By the Pythagorean theorem, the small segment length \( ds \) is given by:
$ ds = \sqrt{(dx)^{2} + (dy)^{2}} = \sqrt{\left( \dfrac{dx}{dt} \right)^{2} + \left( \dfrac{dy}{dt} \right)^{2}} \, dt $
To find the total length between \( t = a \) and \( t = b \), integrate:
$ L = \displaystyle \int_{a}^{b} \sqrt{\left( \dfrac{dx}{dt} \right)^{2} + \left( \dfrac{dy}{dt} \right)^{2}} \, dt $
Key Points to Remember:
- The formula works for any smooth parametric curve where \( \dfrac{dx}{dt} \) and \( \dfrac{dy}{dt} \) are continuous on \([a, b]\).

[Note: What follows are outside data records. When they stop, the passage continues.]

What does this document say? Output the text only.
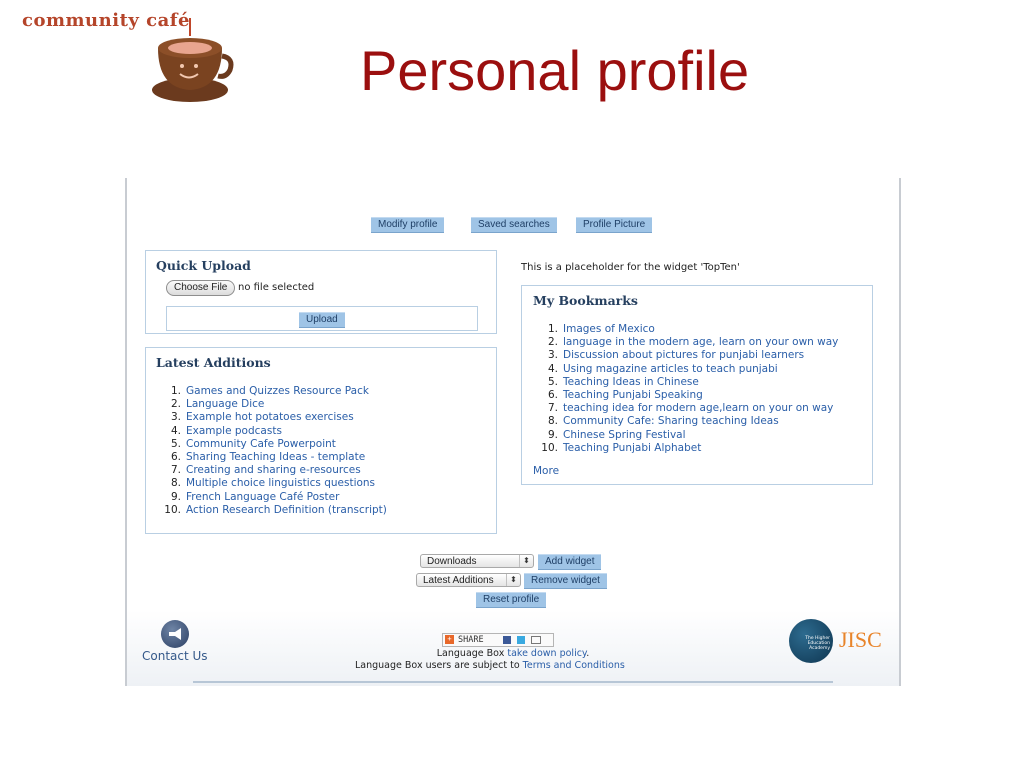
community café
Personal profile
Modify profile	Saved searches	Profile Picture
Quick Upload
Choose File	no file selected
Upload
Latest Additions
1. Games and Quizzes Resource Pack
2. Language Dice
3. Example hot potatoes exercises
4. Example podcasts
5. Community Cafe Powerpoint
6. Sharing Teaching Ideas - template
7. Creating and sharing e-resources
8. Multiple choice linguistics questions
9. French Language Café Poster
10. Action Research Definition (transcript)
This is a placeholder for the widget 'TopTen'
My Bookmarks
1. Images of Mexico
2. language in the modern age, learn on your own way
3. Discussion about pictures for punjabi learners
4. Using magazine articles to teach punjabi
5. Teaching Ideas in Chinese
6. Teaching Punjabi Speaking
7. teaching idea for modern age,learn on your on way
8. Community Cafe: Sharing teaching Ideas
9. Chinese Spring Festival
10. Teaching Punjabi Alphabet
More
Downloads	⬍	Add widget
Latest Additions	⬍	Remove widget
Reset profile
Contact Us
+ SHARE
Language Box take down policy.
Language Box users are subject to Terms and Conditions
The Higher Education Academy JISC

- The parameter \( t \) does not have to represent time it is just a way of tracing out the curve.
- The integrand under the square root is the speed of motion along the curve.
- If \( x \) and \( y \) are given as functions of \( \theta \) (such as in polar coordinates), the same formula applies with \( t \) replaced by \( \theta \).
- Sometimes the integral can be simplified by factoring, trigonometric identities, or substitutions.
Example
Find the length of the curve defined by \( x = t^{2} \), \( y = t^{3} \) for \( 0 \leq t \leq 2 \).
▶️ Answer/Explanation
Derivatives: $ \dfrac{dx}{dt} = 2t, \quad \dfrac{dy}{dt} = 3t^{2} $
Square and add: $ (2t)^{2} + (3t^{2})^{2} = 4t^{2} + 9t^{4} $
Arc length: $ L = \displaystyle \int_{0}^{2} \sqrt{4t^{2} + 9t^{4}} \, dt $
Factor: $ \sqrt{t^{2}(4 + 9t^{2})} = t\sqrt{4 + 9t^{2}} $
Substitution: Let \( u = 4 + 9t^{2} \), \( du = 18t \, dt \), so \( t\,dt = \dfrac{du}{18} \). $ L = \dfrac{1}{18} \displaystyle \int_{4}^{40} \sqrt{u} \, du $
Integrate: $ L = \dfrac{1}{18} \cdot \dfrac{2}{3} u^{3/2} \Big|_{4}^{40} = \dfrac{1}{27} \left[ (40)^{3/2} – (4)^{3/2} \right] $
Final expression: Since \( 40^{3/2} = 40\sqrt{40} \) and \( 4^{3/2} = 8 \), $ L = \dfrac{40\sqrt{40} – 8}{27} $
Example
Find the length of the semicircle \( x = \cos t \), \( y = \sin t \) for \( 0 \leq t \leq \pi \).
▶️ Answer/Explanation
Derivatives: $ \dfrac{dx}{dt} = -\sin t, \quad \dfrac{dy}{dt} = \cos t $
Square and add: $ (-\sin t)^{2} + (\cos t)^{2} = \sin^{2} t + \cos^{2} t = 1 $
Arc length: $ L = \displaystyle \int_{0}^{\pi} \sqrt{1} \, dt = \displaystyle \int_{0}^{\pi} 1 \, dt = \pi $
The result matches the known length of a semicircle of radius 1.